Before watching this 1986 film, I didn’t know much about Lady Jane Grey (and had a bad habit of confusing her with Jane Seymour, Henry VIII’s third wife).
Lady Jane Grey was a member of the House of Tudor, a great-granddaughter of Henry VII, a great-niece to Henry VIII.
When Henry VIII died, his son Edward VI was crowned king at age nine. The governance of England was handled by a Regency Council. By the time of the events in this story, Edward’s Regency Council was led by John Dudley, Duke of Northumberland.
If all had gone to plan, Edward would have grown to adulthood and had children to inherit the throne.
Instead, Edward grew ill at age 15. According to the succession outlined in Henry VIII’s will, Edward’s half-sisters Mary and Elizabeth were the next two in line for the throne. Their cousin, Lady Jane Grey, was fourth in line. The problem, in 1553, when Edward lay dying, was that Mary was Roman Catholic. Edward, the Duke of Northumberland, and many other people in power (including Lady Jane’s parents) preferred their new Protestant religion and were opposed to a Catholic queen.
Citing illegitimacy as an excuse, Edward VI, on the advice of his Regency Council, dismissed his half-sisters as heirs and wrote a succession plan that named his cousin-once-removed, Lady Jane Grey as his successor.
I really enjoyed the film Lady Jane which helped cement the history of her brief and disputed accession to the throne in my mind. The fun part, though, is probably fiction.
Helena Bonham Carter plays Lady Jane in her first lead film role (although Lady Jane was released a couple of months after A Room with a View, Lady Jane was filmed first). Her portrayal is of a young studious woman with high ideals and a deep love for her husband. The studious part is apparently true. The idealism and romance seem appropriate to their teenage characters, but I don’t know how historical that is.
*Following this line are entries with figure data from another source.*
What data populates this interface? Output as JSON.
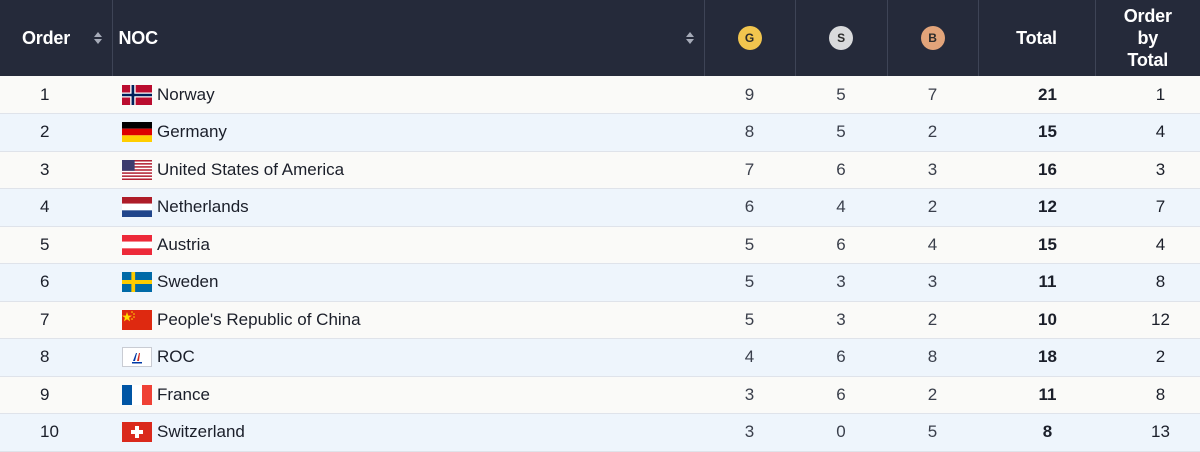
{
  "header": {
    "order": "Order",
    "noc": "NOC",
    "gold_badge": "G",
    "silver_badge": "S",
    "bronze_badge": "B",
    "total": "Total",
    "order_by_total_line1": "Order",
    "order_by_total_line2": "by",
    "order_by_total_line3": "Total"
  },
  "colors": {
    "header_bg": "#252a3a",
    "gold": "#f1c54e",
    "silver": "#d9dadc",
    "bronze": "#e2a47a",
    "row_alt": "#eef5fc"
  },
  "rows": [
    {
      "order": "1",
      "noc": "Norway",
      "gold": "9",
      "silver": "5",
      "bronze": "7",
      "total": "21",
      "order_by_total": "1",
      "flag": "norway-flag"
    },
    {
      "order": "2",
      "noc": "Germany",
      "gold": "8",
      "silver": "5",
      "bronze": "2",
      "total": "15",
      "order_by_total": "4",
      "flag": "germany-flag"
    },
    {
      "order": "3",
      "noc": "United States of America",
      "gold": "7",
      "silver": "6",
      "bronze": "3",
      "total": "16",
      "order_by_total": "3",
      "flag": "usa-flag"
    },
    {
      "order": "4",
      "noc": "Netherlands",
      "gold": "6",
      "silver": "4",
      "bronze": "2",
      "total": "12",
      "order_by_total": "7",
      "flag": "netherlands-flag"
    },
    {
      "order": "5",
      "noc": "Austria",
      "gold": "5",
      "silver": "6",
      "bronze": "4",
      "total": "15",
      "order_by_total": "4",
      "flag": "austria-flag"
    },
    {
      "order": "6",
      "noc": "Sweden",
      "gold": "5",
      "silver": "3",
      "bronze": "3",
      "total": "11",
      "order_by_total": "8",
      "flag": "sweden-flag"
    },
    {
      "order": "7",
      "noc": "People's Republic of China",
      "gold": "5",
      "silver": "3",
      "bronze": "2",
      "total": "10",
      "order_by_total": "12",
      "flag": "china-flag"
    },
    {
      "order": "8",
      "noc": "ROC",
      "gold": "4",
      "silver": "6",
      "bronze": "8",
      "total": "18",
      "order_by_total": "2",
      "flag": "roc-flag"
    },
    {
      "order": "9",
      "noc": "France",
      "gold": "3",
      "silver": "6",
      "bronze": "2",
      "total": "11",
      "order_by_total": "8",
      "flag": "france-flag"
    },
    {
      "order": "10",
      "noc": "Switzerland",
      "gold": "3",
      "silver": "0",
      "bronze": "5",
      "total": "8",
      "order_by_total": "13",
      "flag": "switzerland-flag"
    }
  ]
}
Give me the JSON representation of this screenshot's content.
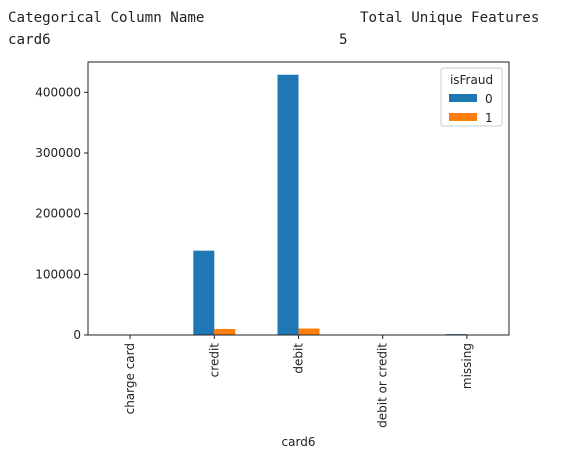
{
  "output": {
    "header_left": "Categorical Column Name",
    "header_right": "Total Unique Features",
    "column_name": "card6",
    "unique_count": "5"
  },
  "chart_data": {
    "type": "bar",
    "categories": [
      "charge card",
      "credit",
      "debit",
      "debit or credit",
      "missing"
    ],
    "series": [
      {
        "name": "0",
        "color": "#1f77b4",
        "values": [
          15,
          139000,
          429000,
          30,
          1500
        ]
      },
      {
        "name": "1",
        "color": "#ff7f0e",
        "values": [
          0,
          9950,
          10700,
          0,
          50
        ]
      }
    ],
    "xlabel": "card6",
    "ylabel": "",
    "ylim": [
      0,
      450000
    ],
    "yticks": [
      0,
      100000,
      200000,
      300000,
      400000
    ],
    "ytick_labels": [
      "0",
      "100000",
      "200000",
      "300000",
      "400000"
    ],
    "legend": {
      "title": "isFraud",
      "placement": "top-right"
    },
    "grid": false
  }
}
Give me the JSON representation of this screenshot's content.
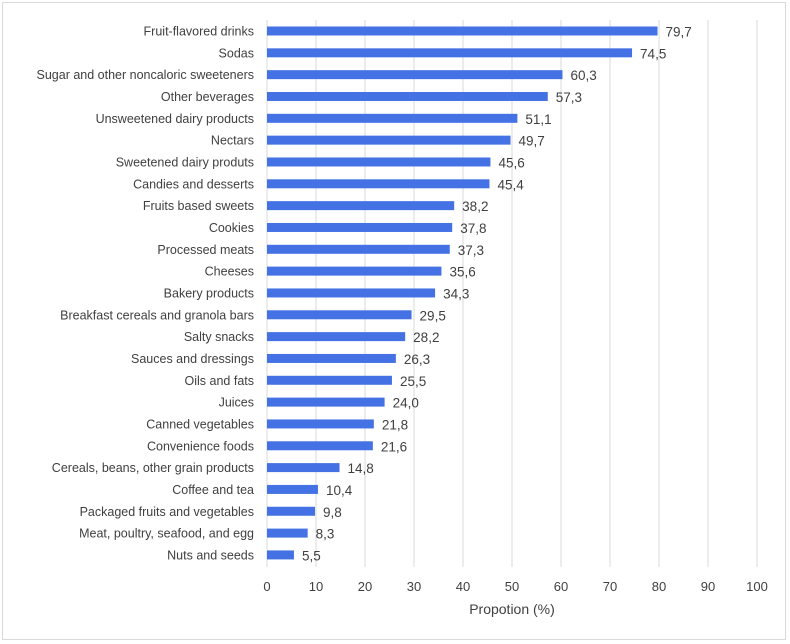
{
  "chart_data": {
    "type": "bar",
    "orientation": "horizontal",
    "title": "",
    "xlabel": "Propotion (%)",
    "ylabel": "",
    "xlim": [
      0,
      100
    ],
    "xticks": [
      "0",
      "10",
      "20",
      "30",
      "40",
      "50",
      "60",
      "70",
      "80",
      "90",
      "100"
    ],
    "grid": "vertical",
    "bar_color": "#4472e4",
    "categories": [
      "Fruit-flavored drinks",
      "Sodas",
      "Sugar and other noncaloric sweeteners",
      "Other beverages",
      "Unsweetened dairy products",
      "Nectars",
      "Sweetened dairy produts",
      "Candies and desserts",
      "Fruits based sweets",
      "Cookies",
      "Processed meats",
      "Cheeses",
      "Bakery products",
      "Breakfast cereals and granola bars",
      "Salty snacks",
      "Sauces and dressings",
      "Oils and fats",
      "Juices",
      "Canned vegetables",
      "Convenience foods",
      "Cereals, beans, other grain products",
      "Coffee and tea",
      "Packaged fruits and vegetables",
      "Meat, poultry, seafood, and egg",
      "Nuts and seeds"
    ],
    "values": [
      79.7,
      74.5,
      60.3,
      57.3,
      51.1,
      49.7,
      45.6,
      45.4,
      38.2,
      37.8,
      37.3,
      35.6,
      34.3,
      29.5,
      28.2,
      26.3,
      25.5,
      24.0,
      21.8,
      21.6,
      14.8,
      10.4,
      9.8,
      8.3,
      5.5
    ],
    "data_labels": [
      "79,7",
      "74,5",
      "60,3",
      "57,3",
      "51,1",
      "49,7",
      "45,6",
      "45,4",
      "38,2",
      "37,8",
      "37,3",
      "35,6",
      "34,3",
      "29,5",
      "28,2",
      "26,3",
      "25,5",
      "24,0",
      "21,8",
      "21,6",
      "14,8",
      "10,4",
      "9,8",
      "8,3",
      "5,5"
    ]
  }
}
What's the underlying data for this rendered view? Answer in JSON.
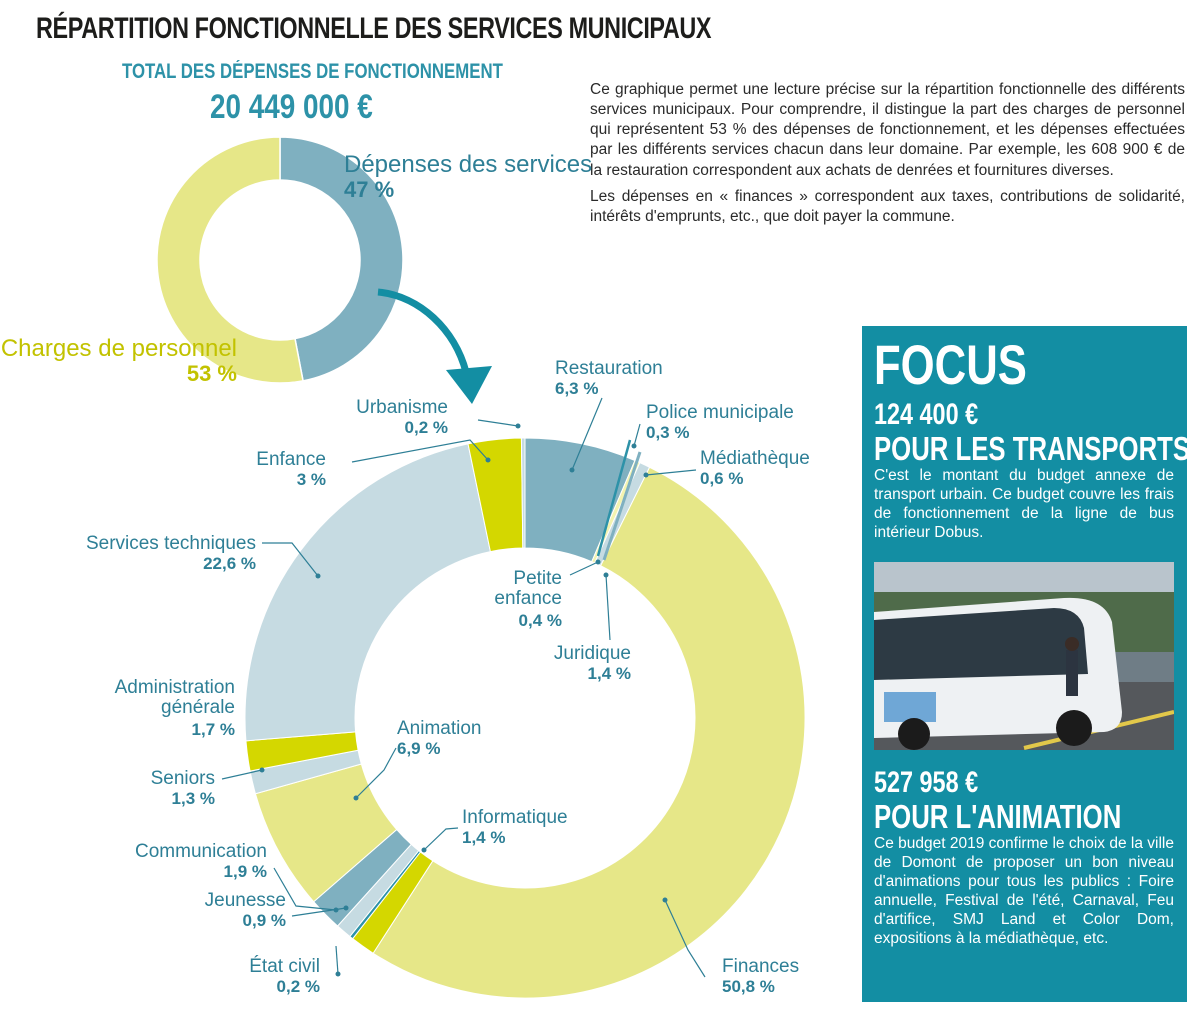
{
  "title": "RÉPARTITION FONCTIONNELLE DES SERVICES MUNICIPAUX",
  "total": {
    "label": "TOTAL DES DÉPENSES DE FONCTIONNEMENT",
    "value": "20 449 000 €"
  },
  "intro": {
    "p1": "Ce graphique permet une lecture précise sur la répartition fonctionnelle des différents services municipaux. Pour comprendre, il distingue la part des charges de personnel qui représentent 53 % des dépenses de fonctionnement, et les dépenses effectuées par les différents services chacun dans leur domaine. Par exemple, les 608 900 € de la restauration correspondent aux achats de denrées et fournitures diverses.",
    "p2": "Les dépenses en « finances » correspondent aux taxes, contributions de solidarité, intérêts d'emprunts, etc., que doit payer la commune."
  },
  "colors": {
    "teal_dark": "#2d92a8",
    "teal_mid": "#7fb0c0",
    "blue_light": "#c6dbe2",
    "yellow_pale": "#e6e788",
    "yellow_soft": "#f3f3b0",
    "yellow_bright": "#d4d700",
    "focus_bg": "#138ea3",
    "label_teal": "#2e7f96",
    "label_yellow": "#c2c200"
  },
  "chart_data": [
    {
      "type": "pie",
      "subtype": "donut",
      "categories": [
        "Dépenses des services",
        "Charges de personnel"
      ],
      "values": [
        47,
        53
      ],
      "labels": [
        {
          "name": "Dépenses des services",
          "value": "47 %"
        },
        {
          "name": "Charges de personnel",
          "value": "53 %"
        }
      ]
    },
    {
      "type": "pie",
      "subtype": "donut",
      "categories": [
        "Restauration",
        "Police municipale",
        "Médiathèque",
        "Finances",
        "Informatique",
        "État civil",
        "Jeunesse",
        "Communication",
        "Animation",
        "Seniors",
        "Administration générale",
        "Services techniques",
        "Enfance",
        "Urbanisme",
        "Petite enfance",
        "Juridique"
      ],
      "values": [
        6.3,
        0.3,
        0.6,
        50.8,
        1.4,
        0.2,
        0.9,
        1.9,
        6.9,
        1.3,
        1.7,
        22.6,
        3,
        0.2,
        0.4,
        1.4
      ],
      "labels": [
        {
          "name": "Restauration",
          "value": "6,3 %"
        },
        {
          "name": "Police municipale",
          "value": "0,3 %"
        },
        {
          "name": "Médiathèque",
          "value": "0,6 %"
        },
        {
          "name": "Finances",
          "value": "50,8 %"
        },
        {
          "name": "Informatique",
          "value": "1,4 %"
        },
        {
          "name": "État civil",
          "value": "0,2 %"
        },
        {
          "name": "Jeunesse",
          "value": "0,9 %"
        },
        {
          "name": "Communication",
          "value": "1,9 %"
        },
        {
          "name": "Animation",
          "value": "6,9 %"
        },
        {
          "name": "Seniors",
          "value": "1,3 %"
        },
        {
          "name": "Administration générale",
          "value": "1,7 %"
        },
        {
          "name": "Services techniques",
          "value": "22,6 %"
        },
        {
          "name": "Enfance",
          "value": "3 %"
        },
        {
          "name": "Urbanisme",
          "value": "0,2 %"
        },
        {
          "name": "Petite enfance",
          "value": "0,4 %"
        },
        {
          "name": "Juridique",
          "value": "1,4 %"
        }
      ]
    }
  ],
  "focus": {
    "title": "FOCUS",
    "block1": {
      "amount": "124 400 €",
      "heading": "POUR LES TRANSPORTS",
      "text": "C'est le montant du budget annexe de transport urbain. Ce budget couvre les frais de fonctionnement de la ligne de bus intérieur Dobus."
    },
    "block2": {
      "amount": "527 958 €",
      "heading": "POUR L'ANIMATION",
      "text": "Ce budget 2019 confirme le choix de la ville de Domont de proposer un bon niveau d'animations pour tous les publics : Foire annuelle, Festival de l'été, Carnaval, Feu d'artifice, SMJ Land et Color Dom, expositions à la médiathèque, etc."
    }
  }
}
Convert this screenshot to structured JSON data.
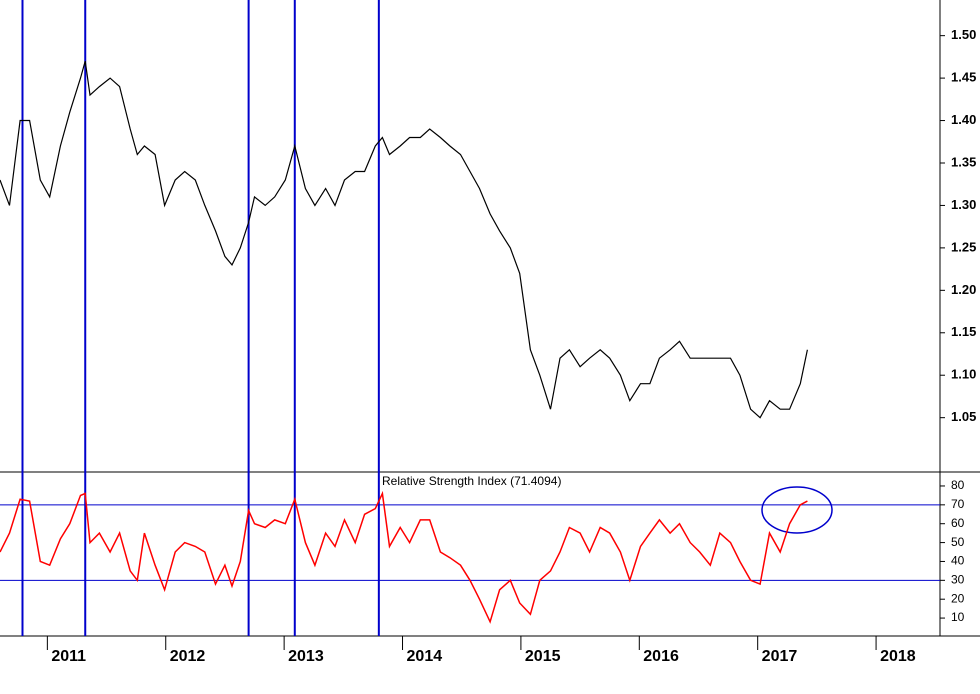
{
  "chart_data": [
    {
      "type": "line",
      "color": "#000000",
      "x": [
        2010.6,
        2010.68,
        2010.77,
        2010.85,
        2010.94,
        2011.02,
        2011.11,
        2011.19,
        2011.28,
        2011.32,
        2011.36,
        2011.44,
        2011.53,
        2011.61,
        2011.7,
        2011.76,
        2011.82,
        2011.91,
        2011.99,
        2012.08,
        2012.16,
        2012.25,
        2012.33,
        2012.42,
        2012.5,
        2012.56,
        2012.63,
        2012.7,
        2012.75,
        2012.84,
        2012.92,
        2013.01,
        2013.09,
        2013.18,
        2013.26,
        2013.35,
        2013.43,
        2013.51,
        2013.6,
        2013.68,
        2013.77,
        2013.83,
        2013.89,
        2013.98,
        2014.06,
        2014.15,
        2014.23,
        2014.32,
        2014.4,
        2014.49,
        2014.57,
        2014.65,
        2014.74,
        2014.82,
        2014.91,
        2014.99,
        2015.08,
        2015.16,
        2015.25,
        2015.33,
        2015.41,
        2015.5,
        2015.58,
        2015.67,
        2015.75,
        2015.84,
        2015.92,
        2016.01,
        2016.09,
        2016.17,
        2016.26,
        2016.34,
        2016.43,
        2016.51,
        2016.6,
        2016.68,
        2016.77,
        2016.85,
        2016.94,
        2017.02,
        2017.1,
        2017.19,
        2017.27,
        2017.36,
        2017.42
      ],
      "values": [
        1.33,
        1.3,
        1.4,
        1.4,
        1.33,
        1.31,
        1.37,
        1.41,
        1.45,
        1.47,
        1.43,
        1.44,
        1.45,
        1.44,
        1.39,
        1.36,
        1.37,
        1.36,
        1.3,
        1.33,
        1.34,
        1.33,
        1.3,
        1.27,
        1.24,
        1.23,
        1.25,
        1.28,
        1.31,
        1.3,
        1.31,
        1.33,
        1.37,
        1.32,
        1.3,
        1.32,
        1.3,
        1.33,
        1.34,
        1.34,
        1.37,
        1.38,
        1.36,
        1.37,
        1.38,
        1.38,
        1.39,
        1.38,
        1.37,
        1.36,
        1.34,
        1.32,
        1.29,
        1.27,
        1.25,
        1.22,
        1.13,
        1.1,
        1.06,
        1.12,
        1.13,
        1.11,
        1.12,
        1.13,
        1.12,
        1.1,
        1.07,
        1.09,
        1.09,
        1.12,
        1.13,
        1.14,
        1.12,
        1.12,
        1.12,
        1.12,
        1.12,
        1.1,
        1.06,
        1.05,
        1.07,
        1.06,
        1.06,
        1.09,
        1.13
      ],
      "xlim": [
        2010.6,
        2018.54
      ],
      "ylim": [
        0.986,
        1.542
      ],
      "yticks": [
        1.05,
        {
          "value": 1.1,
          "label": "1.10"
        },
        1.15,
        {
          "value": 1.2,
          "label": "1.20"
        },
        1.25,
        {
          "value": 1.3,
          "label": "1.30"
        },
        1.35,
        {
          "value": 1.4,
          "label": "1.40"
        },
        1.45,
        {
          "value": 1.5,
          "label": "1.50"
        }
      ],
      "vlines": [
        2010.79,
        2011.32,
        2012.7,
        2013.09,
        2013.8
      ],
      "vline_color": "#0000cc"
    },
    {
      "type": "line",
      "color": "#ff0000",
      "legend": "Relative Strength Index (71.4094)",
      "x": [
        2010.6,
        2010.68,
        2010.77,
        2010.85,
        2010.94,
        2011.02,
        2011.11,
        2011.19,
        2011.28,
        2011.32,
        2011.36,
        2011.44,
        2011.53,
        2011.61,
        2011.7,
        2011.76,
        2011.82,
        2011.91,
        2011.99,
        2012.08,
        2012.16,
        2012.25,
        2012.33,
        2012.42,
        2012.5,
        2012.56,
        2012.63,
        2012.7,
        2012.75,
        2012.84,
        2012.92,
        2013.01,
        2013.09,
        2013.18,
        2013.26,
        2013.35,
        2013.43,
        2013.51,
        2013.6,
        2013.68,
        2013.77,
        2013.83,
        2013.89,
        2013.98,
        2014.06,
        2014.15,
        2014.23,
        2014.32,
        2014.4,
        2014.49,
        2014.57,
        2014.65,
        2014.74,
        2014.82,
        2014.91,
        2014.99,
        2015.08,
        2015.16,
        2015.25,
        2015.33,
        2015.41,
        2015.5,
        2015.58,
        2015.67,
        2015.75,
        2015.84,
        2015.92,
        2016.01,
        2016.09,
        2016.17,
        2016.26,
        2016.34,
        2016.43,
        2016.51,
        2016.6,
        2016.68,
        2016.77,
        2016.85,
        2016.94,
        2017.02,
        2017.1,
        2017.19,
        2017.27,
        2017.36,
        2017.42
      ],
      "values": [
        45,
        55,
        73,
        72,
        40,
        38,
        52,
        60,
        75,
        76,
        50,
        55,
        45,
        55,
        35,
        30,
        55,
        38,
        25,
        45,
        50,
        48,
        45,
        28,
        38,
        27,
        40,
        67,
        60,
        58,
        62,
        60,
        73,
        50,
        38,
        55,
        48,
        62,
        50,
        65,
        68,
        76,
        48,
        58,
        50,
        62,
        62,
        45,
        42,
        38,
        30,
        20,
        8,
        25,
        30,
        18,
        12,
        30,
        35,
        45,
        58,
        55,
        45,
        58,
        55,
        45,
        30,
        48,
        55,
        62,
        55,
        60,
        50,
        45,
        38,
        55,
        50,
        40,
        30,
        28,
        55,
        45,
        60,
        70,
        72
      ],
      "xlim": [
        2010.6,
        2018.54
      ],
      "ylim": [
        0.5,
        87.4
      ],
      "yticks": [
        10,
        20,
        30,
        40,
        50,
        60,
        70,
        80
      ],
      "hlines": [
        70,
        30
      ],
      "hline_color": "#0000cc",
      "vlines": [
        2010.79,
        2011.32,
        2012.7,
        2013.09,
        2013.8
      ],
      "vline_color": "#0000cc",
      "xticks": [
        2011,
        2012,
        2013,
        2014,
        2015,
        2016,
        2017,
        2018
      ]
    }
  ]
}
Cary Elwes plays her husband, Guilford Dudley, a year before he would star in A Princess Bride (and many years before he had the romantic male lead in last year’s holiday rom-com, A Castle for Christmas). They make a beautiful young royal couple in this film.
The Kent Film Office details some of the filming locations for Lady Jane, including three castles in Kent — Leeds, Hever, and Dover.
Have you seen this film? What did you think?